In [1]:
# visualization
import matplotlib.pyplot as plt
import matplotlib.font_manager as fm
fe = fm.FontEntry(
    fname=r'/usr/share/fonts/truetype/nanum/NanumGothic.ttf', # ttf 파일이 저장되어 있는 경로
    name='NanumBarunGothic')                        # 이 폰트의 원하는 이름 설정
fm.fontManager.ttflist.insert(0, fe)              # Matplotlib에 폰트 추가
plt.rcParams.update({'font.size': 10, 'font.family': 'NanumBarunGothic'}) # 폰트 설정
plt.rc('font', family='NanumBarunGothic')
import seaborn as sns
from math import radians, sin, cos, sqrt, atan2

# utils
import os
import re
import pandas as pd
import numpy as np
from tqdm import tqdm
import pickle
import warnings;warnings.filterwarnings('ignore')

# Model
from sklearn.preprocessing import LabelEncoder
from sklearn.model_selection import train_test_split
from sklearn.metrics import mean_squared_error
from sklearn.ensemble import RandomForestRegressor
from sklearn import metrics
from lightgbm import LGBMRegressor
import lightgbm as lgb
from pandas.api.types import CategoricalDtype

import eli5
from eli5.sklearn import PermutationImportance
import json

#### Data Load

In [2]:
TRAIN_FE_PATH = "./Data/02_feature_end/train_fe.pkl"
TEST_FE_PATH  = "./Data/02_feature_end/test_fe.pkl"

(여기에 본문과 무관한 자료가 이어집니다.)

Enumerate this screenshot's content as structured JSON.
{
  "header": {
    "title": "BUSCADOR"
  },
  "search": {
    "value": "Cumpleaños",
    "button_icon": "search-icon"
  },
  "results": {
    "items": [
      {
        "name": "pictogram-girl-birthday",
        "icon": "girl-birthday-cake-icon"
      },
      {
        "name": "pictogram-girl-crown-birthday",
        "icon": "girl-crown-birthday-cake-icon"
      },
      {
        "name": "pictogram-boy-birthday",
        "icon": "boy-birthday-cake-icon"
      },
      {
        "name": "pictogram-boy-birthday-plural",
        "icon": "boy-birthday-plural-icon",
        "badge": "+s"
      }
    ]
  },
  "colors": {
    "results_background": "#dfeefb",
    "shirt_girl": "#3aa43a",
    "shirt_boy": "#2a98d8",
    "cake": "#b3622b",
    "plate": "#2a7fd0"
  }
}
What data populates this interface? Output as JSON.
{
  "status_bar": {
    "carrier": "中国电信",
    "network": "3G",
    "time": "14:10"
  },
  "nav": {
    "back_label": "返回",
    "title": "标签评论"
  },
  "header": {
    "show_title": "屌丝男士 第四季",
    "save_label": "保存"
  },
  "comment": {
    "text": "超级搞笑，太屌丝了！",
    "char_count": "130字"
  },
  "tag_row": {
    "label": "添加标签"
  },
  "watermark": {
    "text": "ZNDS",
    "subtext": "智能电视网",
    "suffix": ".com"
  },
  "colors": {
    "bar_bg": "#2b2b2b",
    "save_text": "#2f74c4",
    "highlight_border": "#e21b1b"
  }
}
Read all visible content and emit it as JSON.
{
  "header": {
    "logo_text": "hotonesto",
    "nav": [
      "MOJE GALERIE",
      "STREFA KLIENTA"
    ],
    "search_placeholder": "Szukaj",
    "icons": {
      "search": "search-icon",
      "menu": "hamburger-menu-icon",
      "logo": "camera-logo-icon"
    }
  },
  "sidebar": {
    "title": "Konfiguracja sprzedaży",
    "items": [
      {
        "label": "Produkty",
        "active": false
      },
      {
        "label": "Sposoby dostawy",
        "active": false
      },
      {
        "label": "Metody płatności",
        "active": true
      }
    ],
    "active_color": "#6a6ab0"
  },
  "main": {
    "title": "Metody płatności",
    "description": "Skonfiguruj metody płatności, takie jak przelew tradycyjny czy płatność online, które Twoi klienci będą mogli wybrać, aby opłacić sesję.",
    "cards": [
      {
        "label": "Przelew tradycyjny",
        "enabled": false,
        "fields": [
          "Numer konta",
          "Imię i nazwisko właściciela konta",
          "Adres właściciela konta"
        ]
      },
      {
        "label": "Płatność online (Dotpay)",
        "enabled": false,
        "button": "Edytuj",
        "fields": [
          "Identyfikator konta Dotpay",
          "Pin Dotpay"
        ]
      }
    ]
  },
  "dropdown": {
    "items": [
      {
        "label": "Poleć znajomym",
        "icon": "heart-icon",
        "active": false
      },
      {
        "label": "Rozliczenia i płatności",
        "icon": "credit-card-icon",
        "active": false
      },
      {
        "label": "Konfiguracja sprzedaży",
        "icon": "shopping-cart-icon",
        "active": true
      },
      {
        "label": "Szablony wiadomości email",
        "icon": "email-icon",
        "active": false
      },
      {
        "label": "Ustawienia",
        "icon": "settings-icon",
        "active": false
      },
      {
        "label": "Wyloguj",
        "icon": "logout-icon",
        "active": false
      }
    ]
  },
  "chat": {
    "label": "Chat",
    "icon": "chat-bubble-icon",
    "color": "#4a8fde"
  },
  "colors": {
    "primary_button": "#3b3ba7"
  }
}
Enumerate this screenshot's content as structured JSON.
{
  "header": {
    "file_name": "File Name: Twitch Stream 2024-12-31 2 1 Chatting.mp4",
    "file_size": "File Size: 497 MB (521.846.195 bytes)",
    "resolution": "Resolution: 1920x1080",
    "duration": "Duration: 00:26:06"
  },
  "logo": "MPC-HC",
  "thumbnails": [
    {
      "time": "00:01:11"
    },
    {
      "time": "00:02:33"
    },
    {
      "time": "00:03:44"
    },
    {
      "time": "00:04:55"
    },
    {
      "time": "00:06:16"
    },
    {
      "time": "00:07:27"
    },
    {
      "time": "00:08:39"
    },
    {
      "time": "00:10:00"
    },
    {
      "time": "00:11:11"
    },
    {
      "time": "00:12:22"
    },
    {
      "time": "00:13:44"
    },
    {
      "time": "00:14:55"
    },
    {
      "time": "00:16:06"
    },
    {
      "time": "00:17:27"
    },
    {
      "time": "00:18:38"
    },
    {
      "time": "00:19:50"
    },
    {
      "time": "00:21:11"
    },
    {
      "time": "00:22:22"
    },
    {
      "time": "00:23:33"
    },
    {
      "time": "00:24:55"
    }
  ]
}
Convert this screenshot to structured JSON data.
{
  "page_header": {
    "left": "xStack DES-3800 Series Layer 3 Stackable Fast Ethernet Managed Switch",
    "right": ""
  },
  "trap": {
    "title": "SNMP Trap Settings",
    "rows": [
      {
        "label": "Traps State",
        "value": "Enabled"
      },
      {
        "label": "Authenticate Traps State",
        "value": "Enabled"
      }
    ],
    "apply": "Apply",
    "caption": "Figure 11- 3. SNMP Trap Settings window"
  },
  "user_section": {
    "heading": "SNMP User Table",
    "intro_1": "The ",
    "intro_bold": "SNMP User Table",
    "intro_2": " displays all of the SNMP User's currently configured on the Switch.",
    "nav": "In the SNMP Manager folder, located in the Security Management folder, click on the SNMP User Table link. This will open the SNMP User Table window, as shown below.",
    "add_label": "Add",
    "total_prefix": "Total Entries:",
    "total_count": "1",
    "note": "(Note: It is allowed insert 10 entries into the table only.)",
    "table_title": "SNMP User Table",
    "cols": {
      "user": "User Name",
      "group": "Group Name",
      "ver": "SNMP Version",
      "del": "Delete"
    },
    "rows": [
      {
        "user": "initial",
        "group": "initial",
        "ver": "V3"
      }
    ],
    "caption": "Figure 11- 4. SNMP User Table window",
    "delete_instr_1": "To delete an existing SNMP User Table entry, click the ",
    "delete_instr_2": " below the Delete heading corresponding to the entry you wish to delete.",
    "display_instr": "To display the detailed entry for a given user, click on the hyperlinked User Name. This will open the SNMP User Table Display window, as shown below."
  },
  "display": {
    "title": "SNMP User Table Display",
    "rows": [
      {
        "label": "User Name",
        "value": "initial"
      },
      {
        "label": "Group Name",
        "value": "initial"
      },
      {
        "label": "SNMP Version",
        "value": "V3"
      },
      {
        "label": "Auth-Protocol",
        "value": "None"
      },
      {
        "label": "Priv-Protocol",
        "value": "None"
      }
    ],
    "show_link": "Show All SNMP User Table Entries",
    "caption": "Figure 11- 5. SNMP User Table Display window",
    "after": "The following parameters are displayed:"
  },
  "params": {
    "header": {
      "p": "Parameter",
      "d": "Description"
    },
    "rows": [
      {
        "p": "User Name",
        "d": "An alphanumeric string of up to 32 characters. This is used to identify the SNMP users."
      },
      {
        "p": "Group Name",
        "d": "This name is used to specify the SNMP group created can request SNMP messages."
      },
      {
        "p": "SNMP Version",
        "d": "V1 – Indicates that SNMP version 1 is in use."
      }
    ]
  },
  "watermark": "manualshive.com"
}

train_df = pd.read_pickle(TRAIN_FE_PATH)
test_df  = pd.read_pickle(TEST_FE_PATH)

print("train_df shape:", train_df.shape)
print("test_df  shape:", test_df.shape)
print("train_df columns 예시:", list(train_df.columns)[:20])
print(train_df[["is_test","target"]].head())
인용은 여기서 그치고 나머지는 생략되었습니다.